Via Blog do IMS.
Em primeira mão...
Hélio
Fernandes
Luciano Carneiro perseguia o êxito, mas não se
importava com o sucesso. O que lhe interessava, o que o empolgava, e se
transformava na sua preocupação máxima, era a missão cumprida. E nisso ele
nunca falhou. Aparecendo profissionalmente num meio deformado pela ambição e
glória do sucesso a qualquer preço, num meio que exigia como norma de conduta
que os repórteres atropelassem os paginadores para conseguirem destaque para
seus próprios nomes e fotografias em prejuízo do assunto, Luciano, sem alarde,
sem gritaria e sem protestos exagerados, mas com firmeza e determinação, impôs
um figurino novo: o do repórter sério, discreto, mas preocupado com a sua
repercussão.
E o fato de em tão pouco tempo de vida e de atividade,
ter conquistado nome e reputação internacionais, prova que ele estava certo: o
público pode aceitar o sensacionalismo, pode mesmo conhecer na intimidade os
campeões desse sensacionalismo, mas só consagra e venera os outros, os
verdadeiros jornalistas.
Machão sem arrogância, tímido sem ingenuidade,
humilde sem subserviência, Luciano nasceu e viveu para o jornalismo. Um famoso
professor da Universidade de Yale, respondendo certa vez a um jovem que lhe
perguntara qual a melhor maneira de ser jornalista, aconselhou: “Seja
jornalista 24 horas por dia, ou jamais será jornalista.” Provavelmente sem
conhecer esse conselho, Luciano seguiu-o à risca, sem plano e sem esquemas
preestabelecidos, atendendo apenas à imposição de uma vocação irresistível.

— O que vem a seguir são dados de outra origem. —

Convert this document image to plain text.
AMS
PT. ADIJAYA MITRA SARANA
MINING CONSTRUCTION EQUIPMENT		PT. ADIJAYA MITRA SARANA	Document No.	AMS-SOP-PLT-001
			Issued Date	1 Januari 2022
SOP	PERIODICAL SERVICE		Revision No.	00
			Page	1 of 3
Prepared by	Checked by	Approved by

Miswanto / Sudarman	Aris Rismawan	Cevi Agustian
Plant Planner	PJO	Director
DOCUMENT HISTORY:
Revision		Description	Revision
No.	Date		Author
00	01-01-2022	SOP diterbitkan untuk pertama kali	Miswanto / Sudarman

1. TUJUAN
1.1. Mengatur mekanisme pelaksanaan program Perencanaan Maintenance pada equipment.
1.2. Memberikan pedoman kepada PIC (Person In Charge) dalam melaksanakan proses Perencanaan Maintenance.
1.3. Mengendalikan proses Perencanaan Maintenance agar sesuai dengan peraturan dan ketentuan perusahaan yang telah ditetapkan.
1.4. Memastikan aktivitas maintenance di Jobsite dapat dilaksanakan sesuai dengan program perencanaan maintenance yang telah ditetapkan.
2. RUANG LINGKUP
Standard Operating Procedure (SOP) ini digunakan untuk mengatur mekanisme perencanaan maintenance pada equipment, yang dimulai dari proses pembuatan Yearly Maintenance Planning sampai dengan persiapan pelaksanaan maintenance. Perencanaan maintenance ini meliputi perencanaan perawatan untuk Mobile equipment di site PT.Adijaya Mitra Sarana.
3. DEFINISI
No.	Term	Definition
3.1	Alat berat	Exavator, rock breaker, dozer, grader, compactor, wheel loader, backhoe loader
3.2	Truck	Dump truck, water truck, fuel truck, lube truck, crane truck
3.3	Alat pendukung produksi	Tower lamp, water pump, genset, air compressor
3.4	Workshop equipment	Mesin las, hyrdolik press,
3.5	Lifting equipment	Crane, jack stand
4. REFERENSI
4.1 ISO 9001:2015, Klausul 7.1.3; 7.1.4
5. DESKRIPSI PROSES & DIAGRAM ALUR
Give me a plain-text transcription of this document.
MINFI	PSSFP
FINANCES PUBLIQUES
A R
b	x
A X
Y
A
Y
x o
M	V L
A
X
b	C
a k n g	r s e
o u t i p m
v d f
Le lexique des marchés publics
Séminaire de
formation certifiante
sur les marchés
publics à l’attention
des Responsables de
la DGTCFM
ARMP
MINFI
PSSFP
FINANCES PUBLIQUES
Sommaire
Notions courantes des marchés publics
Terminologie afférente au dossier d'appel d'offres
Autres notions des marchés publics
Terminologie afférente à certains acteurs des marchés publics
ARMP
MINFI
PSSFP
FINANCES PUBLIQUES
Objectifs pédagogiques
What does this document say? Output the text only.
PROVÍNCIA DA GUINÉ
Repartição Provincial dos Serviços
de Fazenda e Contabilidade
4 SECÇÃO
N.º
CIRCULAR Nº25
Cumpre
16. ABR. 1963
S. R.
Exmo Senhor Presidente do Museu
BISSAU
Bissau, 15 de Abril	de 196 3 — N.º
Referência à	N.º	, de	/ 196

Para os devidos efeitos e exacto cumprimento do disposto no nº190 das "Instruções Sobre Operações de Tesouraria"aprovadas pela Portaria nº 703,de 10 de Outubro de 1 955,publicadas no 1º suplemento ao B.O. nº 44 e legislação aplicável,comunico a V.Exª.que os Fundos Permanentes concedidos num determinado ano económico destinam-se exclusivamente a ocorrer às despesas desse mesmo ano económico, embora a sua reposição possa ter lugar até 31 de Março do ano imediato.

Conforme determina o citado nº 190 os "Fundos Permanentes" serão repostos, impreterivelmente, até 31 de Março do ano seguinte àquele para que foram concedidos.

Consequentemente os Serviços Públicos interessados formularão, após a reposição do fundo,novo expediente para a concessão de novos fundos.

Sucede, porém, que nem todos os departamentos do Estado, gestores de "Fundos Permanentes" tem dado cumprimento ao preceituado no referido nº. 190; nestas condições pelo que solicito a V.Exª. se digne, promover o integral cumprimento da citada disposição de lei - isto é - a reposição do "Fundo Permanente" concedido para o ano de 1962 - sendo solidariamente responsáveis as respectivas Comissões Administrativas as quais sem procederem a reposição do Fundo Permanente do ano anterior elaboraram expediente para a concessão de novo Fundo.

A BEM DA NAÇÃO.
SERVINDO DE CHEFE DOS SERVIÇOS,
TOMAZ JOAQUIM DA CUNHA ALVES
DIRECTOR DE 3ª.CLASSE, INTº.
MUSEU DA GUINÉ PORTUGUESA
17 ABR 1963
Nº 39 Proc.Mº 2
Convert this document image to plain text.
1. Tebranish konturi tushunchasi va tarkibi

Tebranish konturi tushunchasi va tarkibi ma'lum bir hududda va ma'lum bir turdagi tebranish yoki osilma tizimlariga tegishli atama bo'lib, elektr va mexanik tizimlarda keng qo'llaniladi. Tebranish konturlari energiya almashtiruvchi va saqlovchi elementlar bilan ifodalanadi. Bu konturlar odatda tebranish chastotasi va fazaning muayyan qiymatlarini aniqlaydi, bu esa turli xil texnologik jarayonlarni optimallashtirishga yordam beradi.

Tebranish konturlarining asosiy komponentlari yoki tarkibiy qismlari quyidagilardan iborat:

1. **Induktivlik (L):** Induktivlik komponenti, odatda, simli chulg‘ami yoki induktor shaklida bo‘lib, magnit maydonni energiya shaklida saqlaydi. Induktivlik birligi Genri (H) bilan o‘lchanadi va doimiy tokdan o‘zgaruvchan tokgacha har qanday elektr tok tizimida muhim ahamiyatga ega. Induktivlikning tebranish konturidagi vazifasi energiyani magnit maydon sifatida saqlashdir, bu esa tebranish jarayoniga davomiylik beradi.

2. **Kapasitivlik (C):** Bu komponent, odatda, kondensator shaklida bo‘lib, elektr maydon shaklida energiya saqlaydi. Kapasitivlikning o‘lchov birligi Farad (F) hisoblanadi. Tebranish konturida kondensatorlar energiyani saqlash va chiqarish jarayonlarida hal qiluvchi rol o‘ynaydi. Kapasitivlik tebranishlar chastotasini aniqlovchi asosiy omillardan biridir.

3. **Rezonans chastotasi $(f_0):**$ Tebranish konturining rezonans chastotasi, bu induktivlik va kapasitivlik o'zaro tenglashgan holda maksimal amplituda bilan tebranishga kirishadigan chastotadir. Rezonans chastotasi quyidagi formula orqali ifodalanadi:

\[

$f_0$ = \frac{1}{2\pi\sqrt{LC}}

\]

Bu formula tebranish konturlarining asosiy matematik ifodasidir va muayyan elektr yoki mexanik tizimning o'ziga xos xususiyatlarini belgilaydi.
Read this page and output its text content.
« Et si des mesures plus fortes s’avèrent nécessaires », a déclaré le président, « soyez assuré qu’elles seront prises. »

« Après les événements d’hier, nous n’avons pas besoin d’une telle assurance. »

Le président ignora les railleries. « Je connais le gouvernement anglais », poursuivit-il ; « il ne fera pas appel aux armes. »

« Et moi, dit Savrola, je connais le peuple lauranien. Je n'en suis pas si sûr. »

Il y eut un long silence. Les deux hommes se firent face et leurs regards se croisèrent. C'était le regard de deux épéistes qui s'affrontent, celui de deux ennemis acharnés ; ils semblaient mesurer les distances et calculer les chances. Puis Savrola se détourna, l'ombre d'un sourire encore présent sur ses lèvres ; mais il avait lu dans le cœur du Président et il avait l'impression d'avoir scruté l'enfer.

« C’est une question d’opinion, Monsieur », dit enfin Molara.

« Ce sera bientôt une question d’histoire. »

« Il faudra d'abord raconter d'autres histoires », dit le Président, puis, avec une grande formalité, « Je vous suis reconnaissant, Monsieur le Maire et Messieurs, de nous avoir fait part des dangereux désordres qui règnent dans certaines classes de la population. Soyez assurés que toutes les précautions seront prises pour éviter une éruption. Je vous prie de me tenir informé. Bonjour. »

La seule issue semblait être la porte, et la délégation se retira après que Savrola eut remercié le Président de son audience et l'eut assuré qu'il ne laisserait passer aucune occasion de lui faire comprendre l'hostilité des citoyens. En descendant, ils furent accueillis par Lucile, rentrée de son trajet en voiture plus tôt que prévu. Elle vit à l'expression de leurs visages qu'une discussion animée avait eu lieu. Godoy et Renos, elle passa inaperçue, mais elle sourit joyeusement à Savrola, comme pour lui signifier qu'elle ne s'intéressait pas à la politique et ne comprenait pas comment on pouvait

Profissionalmente, ele pensava apenas no
jornalismo, e desconfio que jamais tenha passado pela cabeça que pudesse ser
outra coisa além de jornalista. E exercendo a profissão mais poderosa do
século, a mais cortejada, a mais tentada e a mais seduzida, manteve-se fiel a
ela imune e indiferente a todas as seduções, a todas as tentações, a todas as
propostas, mesmo as legítimas, mas diversionistas.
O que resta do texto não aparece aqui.